The use of antineoplastons in the treatment of various cancer types has been studied in the laboratory and in animals, and in limited preliminary human research. In 1991, the Cancer Therapy Evaluation Program of the National Cancer Institute (NCI) examined records of seven patients with brain tumors treated at the Burzynski Clinic in Texas. Based on their findings, the NCI sponsored a brain tumor clinical trial. However, due to difficulty recruiting patients, and a disagreement over study design, this research was canceled. The results in nine patients included prior to cancellation were reported, but were not conclusive. In 1997, Dr. Burzynski had legal troubles for permitting antineoplastons to be shipped out of Texas.
There is a lack of sufficient evidence from randomized, controlled trials in support of antineoplastons as a cancer treatment, and antineoplastons are not FDA approved therapies. Antineoplastons are not widely available in the United States, and safety and efficacy are not proven. Multiple studies of antineoplastons in various cancers have been sponsored by the Burzynski Research Institute. In recent years, antineoplastons have also been suggested as treatment for other conditions such as Parkinson's disease, sickle cell anemia, and thalassemia.
EvidenceDISCLAIMER: These uses have been tested in humans or animals. Safety and effectiveness have not always been proven. Some of these conditions are potentially serious, and should be evaluated by a qualified healthcare provider.
There is inconclusive scientific evidence regarding the effectiveness of antineoplastons in the treatment of cancer. Several preliminary human studies (case series, phase I/II trials) have examined antineoplaston types A2, A5, A10, AS2-1, and AS2-5 for a variety of cancer types. It remains unclear if antineoplastons are effective, or what doses may be safe. Until better research is available, no clear conclusion can be drawn.

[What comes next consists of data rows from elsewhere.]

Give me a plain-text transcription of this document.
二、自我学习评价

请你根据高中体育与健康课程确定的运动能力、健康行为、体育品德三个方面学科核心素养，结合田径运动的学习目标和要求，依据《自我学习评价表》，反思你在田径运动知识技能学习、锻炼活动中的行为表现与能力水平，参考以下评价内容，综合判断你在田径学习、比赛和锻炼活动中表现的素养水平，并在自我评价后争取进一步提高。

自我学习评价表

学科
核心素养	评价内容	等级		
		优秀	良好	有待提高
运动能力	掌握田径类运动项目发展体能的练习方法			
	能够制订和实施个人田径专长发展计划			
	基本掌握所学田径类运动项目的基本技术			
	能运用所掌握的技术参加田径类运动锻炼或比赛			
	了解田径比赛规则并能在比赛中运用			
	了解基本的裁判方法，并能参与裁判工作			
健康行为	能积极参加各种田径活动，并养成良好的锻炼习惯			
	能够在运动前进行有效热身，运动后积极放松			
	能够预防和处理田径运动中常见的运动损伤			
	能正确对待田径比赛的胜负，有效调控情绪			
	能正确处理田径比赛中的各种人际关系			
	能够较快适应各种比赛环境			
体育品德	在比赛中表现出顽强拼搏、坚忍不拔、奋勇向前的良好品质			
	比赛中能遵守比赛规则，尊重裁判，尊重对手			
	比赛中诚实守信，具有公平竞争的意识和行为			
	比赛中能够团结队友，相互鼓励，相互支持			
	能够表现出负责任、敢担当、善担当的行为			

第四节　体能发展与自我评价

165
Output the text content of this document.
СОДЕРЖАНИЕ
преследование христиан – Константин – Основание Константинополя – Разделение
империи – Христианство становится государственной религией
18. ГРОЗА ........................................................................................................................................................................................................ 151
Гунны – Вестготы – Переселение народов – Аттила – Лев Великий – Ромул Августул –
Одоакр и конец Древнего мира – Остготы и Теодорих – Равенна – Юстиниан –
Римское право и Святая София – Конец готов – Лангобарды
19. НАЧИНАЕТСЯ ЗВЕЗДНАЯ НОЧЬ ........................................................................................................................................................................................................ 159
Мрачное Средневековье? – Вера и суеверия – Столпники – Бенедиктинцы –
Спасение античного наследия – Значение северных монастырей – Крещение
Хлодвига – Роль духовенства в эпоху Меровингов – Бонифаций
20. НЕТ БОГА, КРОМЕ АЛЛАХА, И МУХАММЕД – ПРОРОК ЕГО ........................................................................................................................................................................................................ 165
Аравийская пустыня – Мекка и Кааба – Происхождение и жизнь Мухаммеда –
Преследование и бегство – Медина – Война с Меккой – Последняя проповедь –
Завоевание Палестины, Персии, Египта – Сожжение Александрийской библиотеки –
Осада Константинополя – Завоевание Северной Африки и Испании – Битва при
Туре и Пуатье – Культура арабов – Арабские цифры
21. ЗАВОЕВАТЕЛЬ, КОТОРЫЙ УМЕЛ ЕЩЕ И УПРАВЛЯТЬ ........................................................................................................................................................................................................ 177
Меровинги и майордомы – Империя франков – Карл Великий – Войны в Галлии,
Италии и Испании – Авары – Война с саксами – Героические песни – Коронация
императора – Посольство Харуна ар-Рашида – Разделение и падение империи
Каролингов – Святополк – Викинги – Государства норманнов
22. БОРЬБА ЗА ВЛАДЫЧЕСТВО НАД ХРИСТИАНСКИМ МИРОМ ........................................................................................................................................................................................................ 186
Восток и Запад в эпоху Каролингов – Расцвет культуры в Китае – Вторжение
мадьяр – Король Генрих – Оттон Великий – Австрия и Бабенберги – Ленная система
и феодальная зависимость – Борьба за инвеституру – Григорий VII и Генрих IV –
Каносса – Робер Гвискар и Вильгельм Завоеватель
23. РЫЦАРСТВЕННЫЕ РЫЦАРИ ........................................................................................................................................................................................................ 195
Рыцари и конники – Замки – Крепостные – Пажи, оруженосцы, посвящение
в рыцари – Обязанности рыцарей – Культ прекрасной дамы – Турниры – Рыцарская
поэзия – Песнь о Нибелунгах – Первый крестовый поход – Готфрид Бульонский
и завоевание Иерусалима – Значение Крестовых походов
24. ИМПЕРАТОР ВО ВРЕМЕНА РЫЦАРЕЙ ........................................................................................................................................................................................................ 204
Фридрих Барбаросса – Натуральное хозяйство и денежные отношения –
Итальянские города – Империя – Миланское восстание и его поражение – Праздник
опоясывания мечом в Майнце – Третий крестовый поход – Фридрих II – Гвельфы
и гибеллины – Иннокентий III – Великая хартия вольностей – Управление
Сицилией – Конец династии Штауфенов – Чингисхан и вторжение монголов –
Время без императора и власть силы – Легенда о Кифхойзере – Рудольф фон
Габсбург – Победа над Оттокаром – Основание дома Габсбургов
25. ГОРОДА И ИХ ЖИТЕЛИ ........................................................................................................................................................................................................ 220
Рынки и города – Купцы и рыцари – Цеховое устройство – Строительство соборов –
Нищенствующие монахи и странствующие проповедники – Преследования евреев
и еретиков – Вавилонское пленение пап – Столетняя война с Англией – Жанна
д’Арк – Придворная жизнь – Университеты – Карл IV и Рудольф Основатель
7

A small preliminary study published by Dr. Burzynski and colleagues in 1992 reported increased energy and weight in patients with HIV, as well as a decreased number of opportunistic infections, and increased CD4+ counts overall. These patients were treated with antineoplaston AS2-1. However, this evidence cannot be considered conclusive. Currently, there are drug therapy regimens available for HIV with clearly demonstrated effects ("HAART" or "highly active anti-retroviral therapy), and patients with HIV are recommended to consult with a physician about treatment options.
Sickle cell anemia/thalassemia:
A small preliminary study reported positive findings, but there is currently insufficient evidence to make a clear recommendation in this area.